In my April 2001 column, I wrote about a New Jersey
unbalanced bid case, M.J. Paquet Inc. v. New Jersey Department of
Transportation. The Supreme Court of New Jersey recently decided the appeal of
that case, 794 A.2d 141 (2002).
M.J. Paquet Inc. submitted an unbalanced bid to the New
Jersey Department of Transportation (NJDOT) for a contract to rehabilitate
several highways, including the restoration of 12 bridge structures. NJDOT
awarded Paquet the contract. Approximately 11 months later, the Occupational
Safety and Health Administration (OSHA) issued revised regulations
substantially affecting Paquet's performance of the bridge painting work.
When Paquet and NJDOT were unable to reach an agreement on the price of the new
work, NJDOT deleted the bridge painting work from its contract with Paquet and
reduced the contract price by the unit price for each of the bid items.
The trial court ruled that NJDOT had properly deleted the
bridge painting work from the contract, but also awarded Paquet an equitable
adjustment for the other work that Paquet had completed. On appeal the Superior
Court of New Jersey affirmed NJDOT's right to delete the bridge painting
work, but denied Paquet any equitable adjustment because Paquet had submitted
an unbalanced bid, which barred its recovery.
The question before the New Jersey Supreme Court was whether
an equitable adjustment should be awarded to a successful bidder of a public
contract whose performance is rendered impracticable during the course of the
contract. The court first determined whether NJDOT breached the contract by
deleting the bridge painting work. Recognizing that OSHA regulations for the
bridge painting work created new and unforeseen work that was essential to the
satisfactory completion of the project, the court concluded that NJDOT was
within its discretion in electing not to have Paquet perform the extra work.

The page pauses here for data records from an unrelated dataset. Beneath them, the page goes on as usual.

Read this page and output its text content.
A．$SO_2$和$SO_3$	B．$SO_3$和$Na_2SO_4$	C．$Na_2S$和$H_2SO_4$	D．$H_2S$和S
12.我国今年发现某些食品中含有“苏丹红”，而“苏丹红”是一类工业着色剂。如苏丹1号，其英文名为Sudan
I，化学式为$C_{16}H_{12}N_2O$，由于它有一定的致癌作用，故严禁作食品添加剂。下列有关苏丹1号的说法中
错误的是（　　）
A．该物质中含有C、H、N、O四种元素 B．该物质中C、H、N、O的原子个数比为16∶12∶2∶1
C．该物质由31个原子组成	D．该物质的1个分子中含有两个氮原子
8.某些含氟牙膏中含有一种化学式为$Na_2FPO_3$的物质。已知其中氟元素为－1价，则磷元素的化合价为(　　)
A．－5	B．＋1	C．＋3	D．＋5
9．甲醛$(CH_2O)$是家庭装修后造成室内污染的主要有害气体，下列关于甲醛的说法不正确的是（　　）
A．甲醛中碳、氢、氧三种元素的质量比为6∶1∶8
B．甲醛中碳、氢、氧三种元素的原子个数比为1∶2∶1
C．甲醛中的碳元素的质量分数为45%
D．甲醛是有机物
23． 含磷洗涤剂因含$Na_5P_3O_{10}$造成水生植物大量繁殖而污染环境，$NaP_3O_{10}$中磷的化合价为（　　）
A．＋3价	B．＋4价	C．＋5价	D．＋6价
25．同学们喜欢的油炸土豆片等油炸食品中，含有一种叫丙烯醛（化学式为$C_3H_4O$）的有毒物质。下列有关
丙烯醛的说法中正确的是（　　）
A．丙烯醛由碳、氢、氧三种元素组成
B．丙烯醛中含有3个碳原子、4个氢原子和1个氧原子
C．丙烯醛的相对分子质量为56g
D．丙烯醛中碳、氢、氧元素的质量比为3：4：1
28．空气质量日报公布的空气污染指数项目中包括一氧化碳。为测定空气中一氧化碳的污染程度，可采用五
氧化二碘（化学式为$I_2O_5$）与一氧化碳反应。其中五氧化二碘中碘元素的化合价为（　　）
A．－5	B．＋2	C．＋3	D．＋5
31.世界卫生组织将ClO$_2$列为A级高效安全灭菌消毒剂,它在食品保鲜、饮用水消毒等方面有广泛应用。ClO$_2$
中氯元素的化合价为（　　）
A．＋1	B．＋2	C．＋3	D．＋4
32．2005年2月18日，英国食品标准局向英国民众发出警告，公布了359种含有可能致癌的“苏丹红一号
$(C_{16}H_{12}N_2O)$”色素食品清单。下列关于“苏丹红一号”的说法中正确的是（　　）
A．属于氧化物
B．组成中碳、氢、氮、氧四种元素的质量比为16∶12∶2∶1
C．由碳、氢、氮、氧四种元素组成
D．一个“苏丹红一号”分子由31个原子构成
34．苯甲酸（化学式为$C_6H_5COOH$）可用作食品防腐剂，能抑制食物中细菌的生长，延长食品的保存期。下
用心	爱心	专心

The court also noted that because NJDOT and Paquet were unable to agree on a
price for the bridge painting work as modified, the promulgation of the revised
OSHA regulations rendered the parties' respective performances under the
contract impracticable. Therefore, the court held that NJDOT properly deleted
the bridge painting work from the contract. yes">
The court next considered whether Paquet was entitled to an
equitable adjustment. The Superior Court had determined that because Paquet had
submitted an unbalanced bid, it could not make a claim for additional
compensation under the contract pursuant to Specification 102.08, which
provided, "The Department will not consider any claim for additional
compensation arising from the bid on an item, or group of items, inaccurately
reflecting the cost of such work or containing a disproportionate share of the
bidder's anticipated profit, overhead and other costs."
The Supreme Court disagreed with the Superior Court's
holding that Specification 102.08 prohibited granting Paquet an equitable adjustment,
finding that Specification 102.08 is ambiguous and should therefore be
construed against NJDOT. The court determined that the phrase "claim for
additional compensation" may be subject to varying interpretations;
therefore, Paquet is not barred from seeking an equitable adjustment. The court
further determined that even if Specification 102.08 was not ambiguous,
independent equitable grounds support Paquet's entitlement to an
equitable adjustment. The court noted that the policy considerations underlying
the prohibition of unbalanced bids--to guard against fraud, collusion,
front-end loaded bids and the deterioration of fair competition--are not
implicated in this case. Additionally, NJDOT would be unjustly enriched if it
were permitted to delete the entire cost of the bridge painting work from the
contract without compensating Paquet for its cost of completed work. Therefore,
the court concluded that Paquet is entitled to an equitable adjustment.
In this case, the New Jersey Supreme Court looked beyond the
fact that Paquet had submitted an unbalanced bid (which the Contract
Specifications prohibited) to the underlying policy considerations for the
prohibition against unbalanced bids. Upon determining that such policy
considerations were not implicated, the court allowed the contractor an
equitable adjustment for the work it had performed unrelated to the deleted
bridge painting work. I wonder if the court would reach the same conclusion had
work been added to the contract instead of deleted?